As part of my ongoing series highlighting the most recommended and popular Cozy Mystery series suggested by site readers, this month I will be discussing the first entry in Laurie Cass (aka Laura Alden)‘s first entry in her Bookmobile Cat Mystery Series, titled Lending a Paw.
Librarian Minnie Hamilton has spent the last three years in the small resort town of Chilson, Michigan, having taken up an assistant director position at the district library, having spent many happy summers there as a small child, staying with her aunt Frances, who still maintains guest rooms for the resort season. More recently, Minnie had acquired a new family member as well – Eddie, a stray cat black and white striped cat that had followed Minnie home from relaxing in a local cemetery.
Though she has been working in Chilson for some time, Minnie is starting another chapter in her career – she had the idea for a bookmobile attached to the local library, driving about town to visit readers and distribute books, and as her idea, when it was decided to go along with the idea, she was the person who would end up driving it.
Naturally, it was a bit of a surprise to her that there would be a co-pilot for the drive – her cat Eddie – and even more of a surprise that at one of her first stops, Eddie would turn up a dead body instead of a book enthusiast looking for some light reading.
The deceased that Eddie and Minnie turned up, Stan Larabee, was a bit of a surprising figure – most of the town considered him a tight man with his money, someone who was more concerned with business than anything else, but he had also been the main donor to setting up the bookmobile, more or less single-handedly bankrolling the project. So despite the fact that most of the small town wasn’t terribly concerned at his sudden death, Minnie felt a certain responsibility – not only as the person who discovered him, but also one of the few that seemed to see him in a better light, no doubt one of the reasons that she began investigating on her own – or rather, with Eddie.

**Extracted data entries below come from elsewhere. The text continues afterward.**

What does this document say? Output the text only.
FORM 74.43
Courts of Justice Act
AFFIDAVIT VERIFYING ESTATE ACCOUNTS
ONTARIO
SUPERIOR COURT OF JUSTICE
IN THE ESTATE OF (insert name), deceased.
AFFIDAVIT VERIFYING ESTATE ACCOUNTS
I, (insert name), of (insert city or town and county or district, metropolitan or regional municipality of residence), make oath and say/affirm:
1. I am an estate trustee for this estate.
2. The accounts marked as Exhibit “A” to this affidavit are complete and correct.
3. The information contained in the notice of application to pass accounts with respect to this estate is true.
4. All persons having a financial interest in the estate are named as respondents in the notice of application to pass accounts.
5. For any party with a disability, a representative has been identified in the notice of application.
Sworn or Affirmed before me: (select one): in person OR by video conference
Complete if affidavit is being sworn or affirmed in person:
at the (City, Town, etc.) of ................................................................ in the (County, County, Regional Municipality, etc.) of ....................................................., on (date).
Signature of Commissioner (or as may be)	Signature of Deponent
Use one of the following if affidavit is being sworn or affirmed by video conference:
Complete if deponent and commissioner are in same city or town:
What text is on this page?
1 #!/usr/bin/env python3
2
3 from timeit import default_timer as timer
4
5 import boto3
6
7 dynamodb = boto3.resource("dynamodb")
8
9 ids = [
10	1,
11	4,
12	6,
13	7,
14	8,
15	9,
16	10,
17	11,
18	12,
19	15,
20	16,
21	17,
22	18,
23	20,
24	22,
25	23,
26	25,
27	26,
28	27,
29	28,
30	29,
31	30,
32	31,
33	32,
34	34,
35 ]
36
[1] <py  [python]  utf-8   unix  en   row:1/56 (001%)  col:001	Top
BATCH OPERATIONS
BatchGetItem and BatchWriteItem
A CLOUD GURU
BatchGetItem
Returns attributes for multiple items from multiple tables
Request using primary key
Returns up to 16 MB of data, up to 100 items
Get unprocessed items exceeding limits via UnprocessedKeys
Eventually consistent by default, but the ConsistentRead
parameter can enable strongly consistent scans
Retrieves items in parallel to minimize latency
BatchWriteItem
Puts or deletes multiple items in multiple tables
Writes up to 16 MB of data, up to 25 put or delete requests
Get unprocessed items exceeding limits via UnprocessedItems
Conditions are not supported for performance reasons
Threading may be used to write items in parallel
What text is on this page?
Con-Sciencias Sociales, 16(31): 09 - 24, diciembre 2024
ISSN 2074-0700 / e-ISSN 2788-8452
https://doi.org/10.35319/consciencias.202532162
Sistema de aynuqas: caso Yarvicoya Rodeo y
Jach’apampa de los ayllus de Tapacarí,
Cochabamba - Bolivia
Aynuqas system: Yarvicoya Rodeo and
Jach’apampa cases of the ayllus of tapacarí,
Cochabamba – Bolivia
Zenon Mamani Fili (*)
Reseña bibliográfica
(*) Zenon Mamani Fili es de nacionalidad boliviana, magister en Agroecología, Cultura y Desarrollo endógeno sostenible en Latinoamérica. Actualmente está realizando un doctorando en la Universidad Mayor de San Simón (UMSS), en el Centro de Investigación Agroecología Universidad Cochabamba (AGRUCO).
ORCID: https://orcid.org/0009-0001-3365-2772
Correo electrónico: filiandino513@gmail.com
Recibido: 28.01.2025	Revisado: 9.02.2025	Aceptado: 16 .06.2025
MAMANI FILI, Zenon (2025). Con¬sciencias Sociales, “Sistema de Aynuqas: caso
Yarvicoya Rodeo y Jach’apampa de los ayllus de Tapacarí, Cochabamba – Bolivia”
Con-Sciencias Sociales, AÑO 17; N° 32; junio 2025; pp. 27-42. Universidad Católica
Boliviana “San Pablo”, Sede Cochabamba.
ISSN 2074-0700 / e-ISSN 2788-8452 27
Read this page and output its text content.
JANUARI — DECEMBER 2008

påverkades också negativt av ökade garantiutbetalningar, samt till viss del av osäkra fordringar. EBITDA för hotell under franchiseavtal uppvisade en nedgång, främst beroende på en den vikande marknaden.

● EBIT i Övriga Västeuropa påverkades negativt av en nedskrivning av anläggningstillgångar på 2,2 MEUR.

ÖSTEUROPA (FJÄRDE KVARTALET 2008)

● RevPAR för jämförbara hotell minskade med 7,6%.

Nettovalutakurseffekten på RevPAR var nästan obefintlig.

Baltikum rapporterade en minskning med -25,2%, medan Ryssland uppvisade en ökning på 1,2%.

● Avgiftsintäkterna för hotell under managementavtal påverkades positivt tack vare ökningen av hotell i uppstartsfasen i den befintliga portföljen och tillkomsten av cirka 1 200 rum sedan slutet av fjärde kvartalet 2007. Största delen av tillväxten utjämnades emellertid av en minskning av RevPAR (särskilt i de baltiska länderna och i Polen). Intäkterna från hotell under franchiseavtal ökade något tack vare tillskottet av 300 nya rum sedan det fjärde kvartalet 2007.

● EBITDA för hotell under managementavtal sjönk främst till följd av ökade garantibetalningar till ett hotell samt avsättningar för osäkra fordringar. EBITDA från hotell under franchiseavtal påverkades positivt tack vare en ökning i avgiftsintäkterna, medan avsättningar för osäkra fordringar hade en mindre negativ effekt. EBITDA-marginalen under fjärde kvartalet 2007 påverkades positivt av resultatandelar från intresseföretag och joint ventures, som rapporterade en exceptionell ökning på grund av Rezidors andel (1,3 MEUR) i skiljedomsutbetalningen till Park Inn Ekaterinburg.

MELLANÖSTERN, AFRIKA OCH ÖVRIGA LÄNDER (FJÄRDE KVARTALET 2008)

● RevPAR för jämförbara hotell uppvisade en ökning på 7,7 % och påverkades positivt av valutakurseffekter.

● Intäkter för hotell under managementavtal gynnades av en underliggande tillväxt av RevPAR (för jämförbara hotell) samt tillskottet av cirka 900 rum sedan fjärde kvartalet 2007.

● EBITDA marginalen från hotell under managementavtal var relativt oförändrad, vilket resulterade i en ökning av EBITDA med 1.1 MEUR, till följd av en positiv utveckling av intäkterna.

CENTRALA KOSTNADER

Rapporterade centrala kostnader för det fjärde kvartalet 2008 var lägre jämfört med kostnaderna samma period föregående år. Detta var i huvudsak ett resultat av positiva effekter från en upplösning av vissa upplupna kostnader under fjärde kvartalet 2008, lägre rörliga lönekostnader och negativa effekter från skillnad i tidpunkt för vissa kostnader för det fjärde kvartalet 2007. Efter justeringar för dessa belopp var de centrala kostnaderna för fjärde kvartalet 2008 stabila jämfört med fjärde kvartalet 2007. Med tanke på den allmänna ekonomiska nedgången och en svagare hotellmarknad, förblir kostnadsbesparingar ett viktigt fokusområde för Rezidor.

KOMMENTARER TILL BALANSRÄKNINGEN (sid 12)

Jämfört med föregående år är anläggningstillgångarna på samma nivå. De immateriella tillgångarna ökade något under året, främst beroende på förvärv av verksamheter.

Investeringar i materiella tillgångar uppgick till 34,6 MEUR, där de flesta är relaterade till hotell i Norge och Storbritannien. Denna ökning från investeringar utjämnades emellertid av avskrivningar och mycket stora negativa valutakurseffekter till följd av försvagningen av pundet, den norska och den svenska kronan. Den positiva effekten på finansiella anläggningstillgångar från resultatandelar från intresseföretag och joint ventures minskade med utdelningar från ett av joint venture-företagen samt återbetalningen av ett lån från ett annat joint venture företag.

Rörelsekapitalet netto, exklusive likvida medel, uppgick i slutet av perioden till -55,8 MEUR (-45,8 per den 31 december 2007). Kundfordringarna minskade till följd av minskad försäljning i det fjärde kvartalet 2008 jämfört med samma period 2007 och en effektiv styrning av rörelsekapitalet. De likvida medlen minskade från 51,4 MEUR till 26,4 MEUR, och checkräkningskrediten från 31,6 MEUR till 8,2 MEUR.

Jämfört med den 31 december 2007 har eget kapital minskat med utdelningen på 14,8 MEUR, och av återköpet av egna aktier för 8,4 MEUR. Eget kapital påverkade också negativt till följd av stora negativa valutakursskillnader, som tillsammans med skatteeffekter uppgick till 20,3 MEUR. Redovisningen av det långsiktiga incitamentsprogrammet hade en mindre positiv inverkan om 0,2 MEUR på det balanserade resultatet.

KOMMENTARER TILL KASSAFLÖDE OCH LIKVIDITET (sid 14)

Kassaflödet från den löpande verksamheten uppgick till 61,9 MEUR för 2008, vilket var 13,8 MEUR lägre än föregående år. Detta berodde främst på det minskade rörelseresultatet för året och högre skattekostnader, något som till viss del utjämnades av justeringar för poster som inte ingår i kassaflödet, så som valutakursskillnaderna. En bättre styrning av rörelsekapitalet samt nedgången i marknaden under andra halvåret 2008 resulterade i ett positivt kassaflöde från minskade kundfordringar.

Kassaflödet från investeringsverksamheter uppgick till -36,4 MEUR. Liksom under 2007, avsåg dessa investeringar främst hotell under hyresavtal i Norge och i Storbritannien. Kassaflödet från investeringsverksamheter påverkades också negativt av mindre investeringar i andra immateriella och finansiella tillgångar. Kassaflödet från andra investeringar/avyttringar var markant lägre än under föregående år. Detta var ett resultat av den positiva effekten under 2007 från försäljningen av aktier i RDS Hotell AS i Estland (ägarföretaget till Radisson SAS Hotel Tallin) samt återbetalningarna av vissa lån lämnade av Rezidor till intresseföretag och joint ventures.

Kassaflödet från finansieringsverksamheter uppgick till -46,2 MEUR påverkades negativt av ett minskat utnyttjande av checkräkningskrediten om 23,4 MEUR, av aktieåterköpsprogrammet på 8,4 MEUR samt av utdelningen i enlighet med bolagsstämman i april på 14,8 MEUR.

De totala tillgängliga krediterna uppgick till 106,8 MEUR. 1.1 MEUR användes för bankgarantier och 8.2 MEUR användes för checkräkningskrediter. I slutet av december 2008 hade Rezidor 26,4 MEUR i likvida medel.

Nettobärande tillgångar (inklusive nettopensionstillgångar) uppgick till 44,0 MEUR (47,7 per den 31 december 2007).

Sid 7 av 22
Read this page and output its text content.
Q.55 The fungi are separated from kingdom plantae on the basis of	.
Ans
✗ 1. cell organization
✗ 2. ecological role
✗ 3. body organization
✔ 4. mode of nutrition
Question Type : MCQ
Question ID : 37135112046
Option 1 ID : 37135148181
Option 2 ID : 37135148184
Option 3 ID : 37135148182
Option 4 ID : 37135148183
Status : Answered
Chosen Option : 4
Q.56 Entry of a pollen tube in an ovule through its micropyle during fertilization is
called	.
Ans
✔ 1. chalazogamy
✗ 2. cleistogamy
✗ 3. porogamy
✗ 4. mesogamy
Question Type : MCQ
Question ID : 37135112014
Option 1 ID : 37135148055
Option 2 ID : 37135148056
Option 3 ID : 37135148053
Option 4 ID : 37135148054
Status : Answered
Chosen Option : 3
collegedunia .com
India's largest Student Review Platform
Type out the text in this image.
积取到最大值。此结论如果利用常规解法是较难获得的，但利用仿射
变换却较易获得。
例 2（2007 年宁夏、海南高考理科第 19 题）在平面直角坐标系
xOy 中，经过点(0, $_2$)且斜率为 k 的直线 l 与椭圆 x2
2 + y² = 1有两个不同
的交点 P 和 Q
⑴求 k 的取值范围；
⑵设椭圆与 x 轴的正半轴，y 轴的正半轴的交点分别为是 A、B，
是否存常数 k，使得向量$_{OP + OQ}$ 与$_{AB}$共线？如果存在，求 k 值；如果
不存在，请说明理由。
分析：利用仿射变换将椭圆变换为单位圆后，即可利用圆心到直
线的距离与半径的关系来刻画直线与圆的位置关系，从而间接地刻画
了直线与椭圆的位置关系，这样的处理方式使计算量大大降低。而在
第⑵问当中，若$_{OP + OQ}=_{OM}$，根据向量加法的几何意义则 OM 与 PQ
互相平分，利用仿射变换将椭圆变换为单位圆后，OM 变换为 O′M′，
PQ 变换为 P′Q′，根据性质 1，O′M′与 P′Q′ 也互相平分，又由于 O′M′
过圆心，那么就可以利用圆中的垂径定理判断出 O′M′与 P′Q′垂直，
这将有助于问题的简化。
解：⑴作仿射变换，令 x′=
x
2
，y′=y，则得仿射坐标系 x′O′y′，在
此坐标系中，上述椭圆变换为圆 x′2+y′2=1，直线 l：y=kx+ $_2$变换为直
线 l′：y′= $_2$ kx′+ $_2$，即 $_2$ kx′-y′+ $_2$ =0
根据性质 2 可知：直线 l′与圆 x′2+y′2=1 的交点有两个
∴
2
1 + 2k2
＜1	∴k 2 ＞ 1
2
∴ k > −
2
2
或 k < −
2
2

Set in a small midwestern sort of town, revolving around two comfortably Cozy topics, in this case cats and books, with a protagonist returning to a familiar family haunt after years away, Lending a Paw is a good example of a fairly conventional modern Cozy – and like most modern Cozies, it’s definitely a story that many modern Cozy fans will be able to sit down and spend some time with. This isn’t an innovation in mysteries by any means, but the interactions of the characters and especially of Eddie make it quite worthwhile to any fans of a combination of mysteries, cats, and bookmobiles.